Because glaucoma is painless, about half of people who have it don’t know they have it. Unfortunately, doctors cannot reverse damage from glaucoma once it’s been done. Vision loss is irreversible; you can’t get your vision back once it is lost. Your best protection is to get regular eye exams. By age 40, everyone should have a complete eye exam once every three years, at the very least. After age 60, eye exams should occur every year. During each eye exam, a person’s eye pressure is checked. While the eyes are dilated, we look for damage to the optic nerve
and we check the drainage of the eye.

What are the risk factors
for Glaucoma?

A family history is found in 20% of glaucoma cases.
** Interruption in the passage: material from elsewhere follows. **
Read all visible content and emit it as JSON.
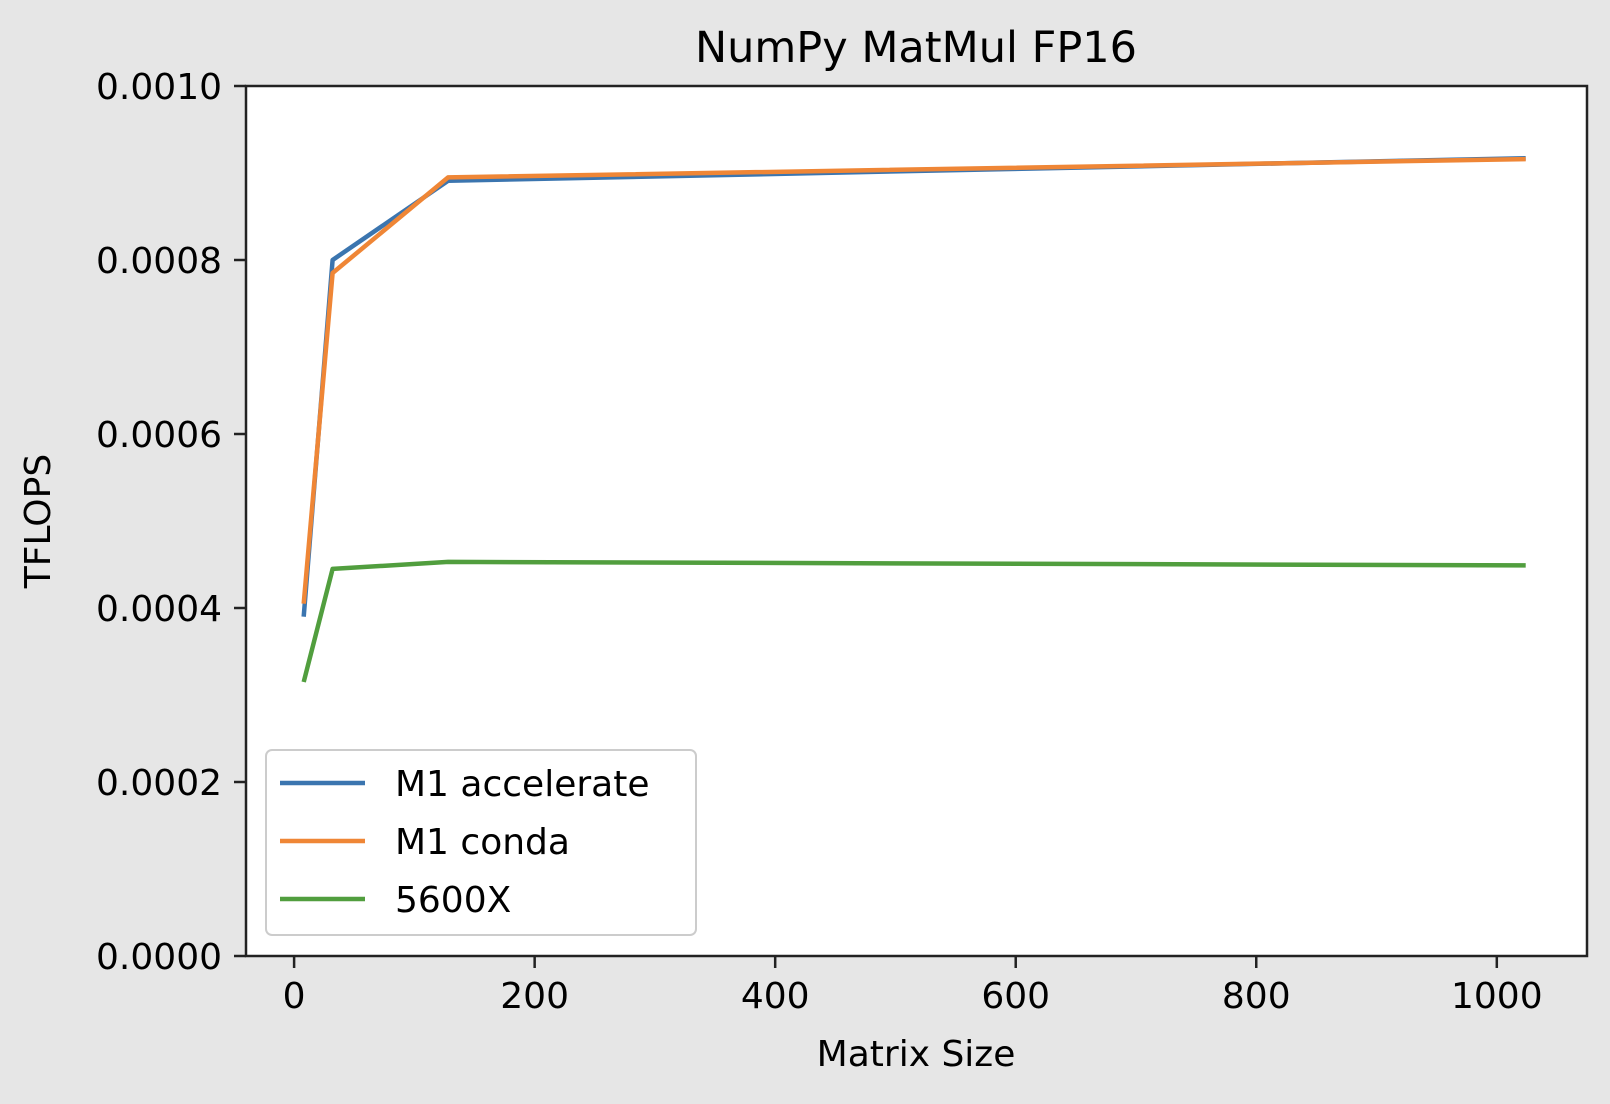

In the Jewish population, those of Eastern European descent are more commonly inflicted with it than those of Middle Eastern descent. African Americans are at the highest risk for Glaucoma. Diabetics have a three times greater chance of getting glaucoma than non-diabetics and the treatment for them is
more complicated.

How is Glaucoma treated?

Glaucoma is usually treated non-surgically. Most commonly, eye drops are used to keep the eye pressure within the normal range. If this does not help, a simple laser procedure is effective. For those with a very advanced disease, operating room procedures are recommended.

What are cataracts?

A cataract is not a layer of film over the eye. Rather, it is a clouding of the natural lens resulting in permanent damage. For those with cataracts, there is a lens inside the eye that becomes cloudy, reducing the level of overall vision. Age is the single most common risk factor where cataracts are concerned.

How are
cataracts treated?

By removing the damaged lens and surgically replacing it with an implantable lens.